This article is from the archives of the UB Reporter.
News

UB launches clinical trial
of new MS treatment

By PAUL DRESSEL
Published: July 5, 2010

Researchers from the UB Department of Neurosurgery have embarked on a landmark study to test the safety and efficacy of interventional endovascular therapy—dubbed “liberation treatment”—on the symptoms and progression of multiple sclerosis (MS).

The study advances recent research that has associated chronic cerebrospinal venous insufficiency (CCSVI) with MS.

Paolo Zamboni of the University of Ferrara in Italy found that CCSVI—a narrowing of the primary veins outside the skull—was strongly associated with MS, increasing the risk of developing MS by 43-fold. The association has been confirmed by independent researchers from many institutions, including UB.

Researchers believe that this narrowing restricts the normal outflow of blood from the brain, causing alterations in the blood-flow patterns within the brain that eventually cause injury to brain tissue and degeneration of neurons. It is thought that angioplasty—a treatment commonly used by cardiologists and other endovascular surgeons to treat atherosclerosis—may open the narrowed veins. Zamboni has conducted preliminary studies that suggest that a liberation procedure could be effective in ameliorating MS symptoms.

UB researchers now have launched PREMiSe (Prospective Randomized Endovascular therapy in Multiple Sclerosis), a study to determine if using endovascular intervention via balloon angioplasty to open the narrowed veins improves MS symptoms or progression.
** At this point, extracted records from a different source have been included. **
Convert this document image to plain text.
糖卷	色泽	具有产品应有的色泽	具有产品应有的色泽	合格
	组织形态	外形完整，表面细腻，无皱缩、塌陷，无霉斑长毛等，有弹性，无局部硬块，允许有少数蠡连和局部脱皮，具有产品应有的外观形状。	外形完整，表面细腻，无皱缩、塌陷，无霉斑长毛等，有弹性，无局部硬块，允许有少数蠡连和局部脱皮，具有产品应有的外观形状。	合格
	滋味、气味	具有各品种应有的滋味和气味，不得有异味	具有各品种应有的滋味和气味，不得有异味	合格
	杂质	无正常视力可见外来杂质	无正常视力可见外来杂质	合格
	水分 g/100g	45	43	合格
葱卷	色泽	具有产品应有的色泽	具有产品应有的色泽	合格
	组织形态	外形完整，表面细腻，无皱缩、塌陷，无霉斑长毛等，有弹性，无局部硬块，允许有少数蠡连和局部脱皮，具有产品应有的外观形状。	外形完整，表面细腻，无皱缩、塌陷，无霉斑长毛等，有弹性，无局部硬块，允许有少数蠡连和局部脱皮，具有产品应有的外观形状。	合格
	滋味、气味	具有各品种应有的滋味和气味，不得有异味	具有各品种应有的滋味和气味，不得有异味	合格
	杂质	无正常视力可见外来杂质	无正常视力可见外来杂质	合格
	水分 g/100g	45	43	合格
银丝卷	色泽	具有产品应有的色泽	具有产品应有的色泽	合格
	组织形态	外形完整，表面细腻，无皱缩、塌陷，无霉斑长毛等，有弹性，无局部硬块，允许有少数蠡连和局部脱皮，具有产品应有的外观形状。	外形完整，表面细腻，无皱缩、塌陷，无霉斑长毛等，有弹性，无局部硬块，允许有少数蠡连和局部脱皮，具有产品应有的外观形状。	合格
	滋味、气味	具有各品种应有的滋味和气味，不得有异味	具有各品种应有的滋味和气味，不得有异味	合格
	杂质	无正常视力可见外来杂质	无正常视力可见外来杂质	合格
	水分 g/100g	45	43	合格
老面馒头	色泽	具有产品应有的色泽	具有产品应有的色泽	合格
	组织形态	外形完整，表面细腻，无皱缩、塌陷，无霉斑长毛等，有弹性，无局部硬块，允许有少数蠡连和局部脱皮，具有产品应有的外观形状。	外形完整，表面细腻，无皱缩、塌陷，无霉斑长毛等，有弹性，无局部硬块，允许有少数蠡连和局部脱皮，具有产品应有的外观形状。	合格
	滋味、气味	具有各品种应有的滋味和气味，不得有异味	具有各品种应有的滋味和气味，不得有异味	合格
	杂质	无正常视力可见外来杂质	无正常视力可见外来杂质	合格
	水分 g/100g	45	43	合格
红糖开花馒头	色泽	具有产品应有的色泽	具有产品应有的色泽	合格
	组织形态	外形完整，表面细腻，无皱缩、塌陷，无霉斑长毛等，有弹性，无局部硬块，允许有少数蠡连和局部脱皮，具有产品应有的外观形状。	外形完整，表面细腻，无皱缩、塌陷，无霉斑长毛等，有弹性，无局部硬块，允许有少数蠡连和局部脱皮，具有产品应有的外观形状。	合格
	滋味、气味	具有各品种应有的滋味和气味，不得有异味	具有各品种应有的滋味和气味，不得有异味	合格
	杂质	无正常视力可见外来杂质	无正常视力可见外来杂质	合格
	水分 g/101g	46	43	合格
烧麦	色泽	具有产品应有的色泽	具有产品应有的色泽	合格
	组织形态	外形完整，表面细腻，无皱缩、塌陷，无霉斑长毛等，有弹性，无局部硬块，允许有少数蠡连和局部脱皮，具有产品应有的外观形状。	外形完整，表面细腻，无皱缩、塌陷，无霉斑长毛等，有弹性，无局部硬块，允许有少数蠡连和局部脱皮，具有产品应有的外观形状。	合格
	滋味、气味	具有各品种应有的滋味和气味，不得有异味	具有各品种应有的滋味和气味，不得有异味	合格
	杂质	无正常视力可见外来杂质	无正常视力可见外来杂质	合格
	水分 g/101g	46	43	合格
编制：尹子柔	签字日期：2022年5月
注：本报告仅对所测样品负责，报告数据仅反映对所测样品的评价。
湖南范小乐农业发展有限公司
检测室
Adnan Siddiqui, assistant professor of neurosurgery, UB School of Medicine and Biomedical Sciences, is principal investigator on the study; co-principal investigators are Elad Levy, associate professor of neurosurgery, and L.N. Hopkins, professor and chair of the Department of Neurosurgery.
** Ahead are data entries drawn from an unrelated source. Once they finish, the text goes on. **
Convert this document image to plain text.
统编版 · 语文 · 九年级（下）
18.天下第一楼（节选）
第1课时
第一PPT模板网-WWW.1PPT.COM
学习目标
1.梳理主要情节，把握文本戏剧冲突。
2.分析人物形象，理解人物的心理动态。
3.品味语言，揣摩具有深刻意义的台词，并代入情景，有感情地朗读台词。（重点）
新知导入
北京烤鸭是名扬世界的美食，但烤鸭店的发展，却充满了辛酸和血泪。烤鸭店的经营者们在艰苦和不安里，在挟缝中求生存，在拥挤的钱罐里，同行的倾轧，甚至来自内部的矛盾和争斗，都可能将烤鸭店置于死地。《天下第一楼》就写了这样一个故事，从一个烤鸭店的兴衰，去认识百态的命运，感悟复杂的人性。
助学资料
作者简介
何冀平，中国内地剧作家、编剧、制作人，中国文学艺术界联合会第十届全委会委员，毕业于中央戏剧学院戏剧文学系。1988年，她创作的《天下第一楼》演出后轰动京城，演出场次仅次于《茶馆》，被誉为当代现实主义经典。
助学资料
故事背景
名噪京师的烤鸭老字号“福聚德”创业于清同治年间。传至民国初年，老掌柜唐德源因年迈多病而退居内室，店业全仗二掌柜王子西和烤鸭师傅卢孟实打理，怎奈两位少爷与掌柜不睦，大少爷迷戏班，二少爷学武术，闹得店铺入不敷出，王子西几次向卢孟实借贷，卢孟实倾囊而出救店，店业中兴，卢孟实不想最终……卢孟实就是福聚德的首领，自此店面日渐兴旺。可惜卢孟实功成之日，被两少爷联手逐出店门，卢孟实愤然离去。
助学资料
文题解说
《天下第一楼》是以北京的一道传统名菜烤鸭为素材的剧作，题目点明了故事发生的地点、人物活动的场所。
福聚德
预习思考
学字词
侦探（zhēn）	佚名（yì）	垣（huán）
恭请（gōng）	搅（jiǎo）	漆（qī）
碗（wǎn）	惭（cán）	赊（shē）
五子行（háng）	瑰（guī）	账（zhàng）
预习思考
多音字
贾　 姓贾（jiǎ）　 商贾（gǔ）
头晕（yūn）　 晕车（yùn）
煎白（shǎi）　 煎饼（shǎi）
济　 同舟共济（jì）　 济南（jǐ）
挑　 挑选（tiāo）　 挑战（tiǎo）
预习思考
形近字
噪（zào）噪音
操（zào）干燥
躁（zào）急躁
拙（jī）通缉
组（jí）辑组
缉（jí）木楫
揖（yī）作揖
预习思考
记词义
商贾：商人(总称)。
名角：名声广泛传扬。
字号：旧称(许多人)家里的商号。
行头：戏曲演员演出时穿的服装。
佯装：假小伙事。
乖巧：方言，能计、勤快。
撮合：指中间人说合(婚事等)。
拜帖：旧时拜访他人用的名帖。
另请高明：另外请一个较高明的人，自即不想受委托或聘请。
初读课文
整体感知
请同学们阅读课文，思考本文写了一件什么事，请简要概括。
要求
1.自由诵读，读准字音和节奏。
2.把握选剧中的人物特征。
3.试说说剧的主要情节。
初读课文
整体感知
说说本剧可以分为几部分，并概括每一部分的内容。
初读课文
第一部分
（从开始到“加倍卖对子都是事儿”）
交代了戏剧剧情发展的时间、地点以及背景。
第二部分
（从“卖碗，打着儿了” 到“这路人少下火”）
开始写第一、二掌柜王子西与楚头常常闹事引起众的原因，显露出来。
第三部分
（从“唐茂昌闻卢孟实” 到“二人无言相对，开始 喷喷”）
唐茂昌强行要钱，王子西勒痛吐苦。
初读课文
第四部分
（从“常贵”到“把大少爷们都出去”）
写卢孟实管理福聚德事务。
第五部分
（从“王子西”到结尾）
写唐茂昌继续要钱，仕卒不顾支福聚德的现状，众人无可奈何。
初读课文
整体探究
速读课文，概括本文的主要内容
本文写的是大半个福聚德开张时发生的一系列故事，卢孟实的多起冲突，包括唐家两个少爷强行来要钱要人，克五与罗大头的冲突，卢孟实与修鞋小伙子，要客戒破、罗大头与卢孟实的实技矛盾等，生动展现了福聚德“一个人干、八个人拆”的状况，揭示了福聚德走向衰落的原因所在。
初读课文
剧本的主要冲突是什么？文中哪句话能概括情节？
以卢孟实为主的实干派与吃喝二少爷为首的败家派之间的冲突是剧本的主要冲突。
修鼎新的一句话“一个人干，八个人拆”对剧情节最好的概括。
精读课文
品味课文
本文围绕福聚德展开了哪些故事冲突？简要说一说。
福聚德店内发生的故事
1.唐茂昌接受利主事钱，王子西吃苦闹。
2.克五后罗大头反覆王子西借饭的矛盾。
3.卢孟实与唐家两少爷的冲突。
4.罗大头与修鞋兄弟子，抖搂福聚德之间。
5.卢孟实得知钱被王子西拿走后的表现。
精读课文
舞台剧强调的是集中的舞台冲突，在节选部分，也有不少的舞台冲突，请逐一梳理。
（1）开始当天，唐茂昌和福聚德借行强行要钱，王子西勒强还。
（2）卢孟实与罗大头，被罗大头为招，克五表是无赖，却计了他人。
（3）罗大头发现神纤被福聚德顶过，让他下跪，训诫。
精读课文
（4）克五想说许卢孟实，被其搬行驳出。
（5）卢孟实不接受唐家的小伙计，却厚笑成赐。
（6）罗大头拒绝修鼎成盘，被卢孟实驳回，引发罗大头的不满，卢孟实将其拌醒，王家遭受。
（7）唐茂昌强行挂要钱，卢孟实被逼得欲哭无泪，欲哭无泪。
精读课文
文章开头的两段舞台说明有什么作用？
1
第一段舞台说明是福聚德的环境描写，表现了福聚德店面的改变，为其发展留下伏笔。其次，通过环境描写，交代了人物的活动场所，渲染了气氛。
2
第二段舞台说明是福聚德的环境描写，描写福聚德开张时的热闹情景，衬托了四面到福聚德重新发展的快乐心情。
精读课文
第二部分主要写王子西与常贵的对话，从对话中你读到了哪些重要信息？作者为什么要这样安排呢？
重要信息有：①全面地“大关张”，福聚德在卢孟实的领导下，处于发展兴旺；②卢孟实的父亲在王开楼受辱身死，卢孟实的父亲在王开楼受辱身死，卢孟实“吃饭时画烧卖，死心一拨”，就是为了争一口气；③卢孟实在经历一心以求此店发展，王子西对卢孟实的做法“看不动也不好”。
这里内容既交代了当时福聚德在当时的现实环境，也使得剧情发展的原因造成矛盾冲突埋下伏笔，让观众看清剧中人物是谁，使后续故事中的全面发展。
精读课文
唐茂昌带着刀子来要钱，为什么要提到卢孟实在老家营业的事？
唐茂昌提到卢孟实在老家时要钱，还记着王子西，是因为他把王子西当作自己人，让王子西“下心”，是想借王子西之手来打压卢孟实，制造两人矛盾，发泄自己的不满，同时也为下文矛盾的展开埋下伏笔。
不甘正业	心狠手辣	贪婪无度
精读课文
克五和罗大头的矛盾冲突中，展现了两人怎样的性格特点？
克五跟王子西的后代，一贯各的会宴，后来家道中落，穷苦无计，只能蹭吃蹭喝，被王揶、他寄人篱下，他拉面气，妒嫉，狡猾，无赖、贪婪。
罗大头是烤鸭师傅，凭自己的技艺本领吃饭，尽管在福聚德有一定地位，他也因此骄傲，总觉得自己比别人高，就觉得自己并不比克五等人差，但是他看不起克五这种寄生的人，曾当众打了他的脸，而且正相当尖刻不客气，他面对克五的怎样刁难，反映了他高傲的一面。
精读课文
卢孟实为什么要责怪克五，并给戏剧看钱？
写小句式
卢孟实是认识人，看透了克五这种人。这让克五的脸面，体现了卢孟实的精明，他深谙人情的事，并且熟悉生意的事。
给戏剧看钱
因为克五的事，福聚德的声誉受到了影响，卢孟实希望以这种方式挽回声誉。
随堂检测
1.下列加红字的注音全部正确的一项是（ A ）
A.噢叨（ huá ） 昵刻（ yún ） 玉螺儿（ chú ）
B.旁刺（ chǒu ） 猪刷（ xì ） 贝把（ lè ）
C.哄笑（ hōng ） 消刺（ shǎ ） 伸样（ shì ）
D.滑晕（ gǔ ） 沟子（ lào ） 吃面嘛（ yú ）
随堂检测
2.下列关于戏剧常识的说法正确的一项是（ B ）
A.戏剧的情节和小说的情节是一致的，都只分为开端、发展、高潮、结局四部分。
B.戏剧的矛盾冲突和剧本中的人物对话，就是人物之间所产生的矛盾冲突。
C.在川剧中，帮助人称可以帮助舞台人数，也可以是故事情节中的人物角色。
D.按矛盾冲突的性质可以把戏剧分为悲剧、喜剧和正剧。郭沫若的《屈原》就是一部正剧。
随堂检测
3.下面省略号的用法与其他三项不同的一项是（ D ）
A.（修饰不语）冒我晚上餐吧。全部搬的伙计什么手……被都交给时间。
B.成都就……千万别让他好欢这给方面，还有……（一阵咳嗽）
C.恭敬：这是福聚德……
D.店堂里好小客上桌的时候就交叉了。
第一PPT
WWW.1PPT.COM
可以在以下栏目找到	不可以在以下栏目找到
In the first phase of the study, 10 MS patients from the United States and Canada with symptoms of CCSVI underwent minimally invasive venous angioplasties last week to determine if the procedure could be performed safely. The procedures were performed by Siddiqui and Levy at Kaleida Health’s Millard Fillmore Gates Hospital.
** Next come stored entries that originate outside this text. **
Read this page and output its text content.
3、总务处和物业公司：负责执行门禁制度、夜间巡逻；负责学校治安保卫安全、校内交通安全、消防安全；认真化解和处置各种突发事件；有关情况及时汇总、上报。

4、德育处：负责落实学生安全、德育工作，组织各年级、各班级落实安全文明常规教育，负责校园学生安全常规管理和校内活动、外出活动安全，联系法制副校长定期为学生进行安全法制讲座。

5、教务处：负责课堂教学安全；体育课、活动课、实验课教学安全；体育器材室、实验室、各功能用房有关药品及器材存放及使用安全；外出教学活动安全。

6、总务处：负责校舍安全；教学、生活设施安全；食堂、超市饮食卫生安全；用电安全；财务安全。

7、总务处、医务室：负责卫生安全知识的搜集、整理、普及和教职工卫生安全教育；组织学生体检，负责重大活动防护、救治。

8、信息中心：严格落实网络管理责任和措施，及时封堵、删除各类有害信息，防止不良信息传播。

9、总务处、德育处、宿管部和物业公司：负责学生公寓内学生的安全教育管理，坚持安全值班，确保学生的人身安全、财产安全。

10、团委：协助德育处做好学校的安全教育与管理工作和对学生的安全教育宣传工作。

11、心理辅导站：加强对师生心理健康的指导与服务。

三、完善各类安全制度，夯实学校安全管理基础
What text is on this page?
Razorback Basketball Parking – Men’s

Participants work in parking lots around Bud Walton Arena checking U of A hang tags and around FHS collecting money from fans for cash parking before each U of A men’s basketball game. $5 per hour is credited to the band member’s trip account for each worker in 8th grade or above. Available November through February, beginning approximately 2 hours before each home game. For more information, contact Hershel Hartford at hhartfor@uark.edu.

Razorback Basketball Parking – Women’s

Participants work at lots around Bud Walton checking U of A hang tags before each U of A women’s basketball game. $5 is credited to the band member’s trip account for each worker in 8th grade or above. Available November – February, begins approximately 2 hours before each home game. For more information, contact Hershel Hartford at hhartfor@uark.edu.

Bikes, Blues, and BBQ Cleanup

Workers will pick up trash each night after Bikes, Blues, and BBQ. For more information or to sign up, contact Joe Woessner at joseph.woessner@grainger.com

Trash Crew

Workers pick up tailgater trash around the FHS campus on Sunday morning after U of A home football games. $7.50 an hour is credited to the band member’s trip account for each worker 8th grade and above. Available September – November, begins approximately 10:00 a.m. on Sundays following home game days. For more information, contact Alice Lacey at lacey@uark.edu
In its second phase, 20 randomized MS patients will undergo either venous angioplasty or a “sham angioplasty” (i.e. a catheter will be inserted, but there will be no inflation of the balloon).

If results suggest the procedure is safe and effective, researchers will seek an extension of the protocol to study a larger number of patients.

Researchers note that if angioplasty proves to be effective in improving MS symptoms, the implications for the future of MS treatment could be monumental.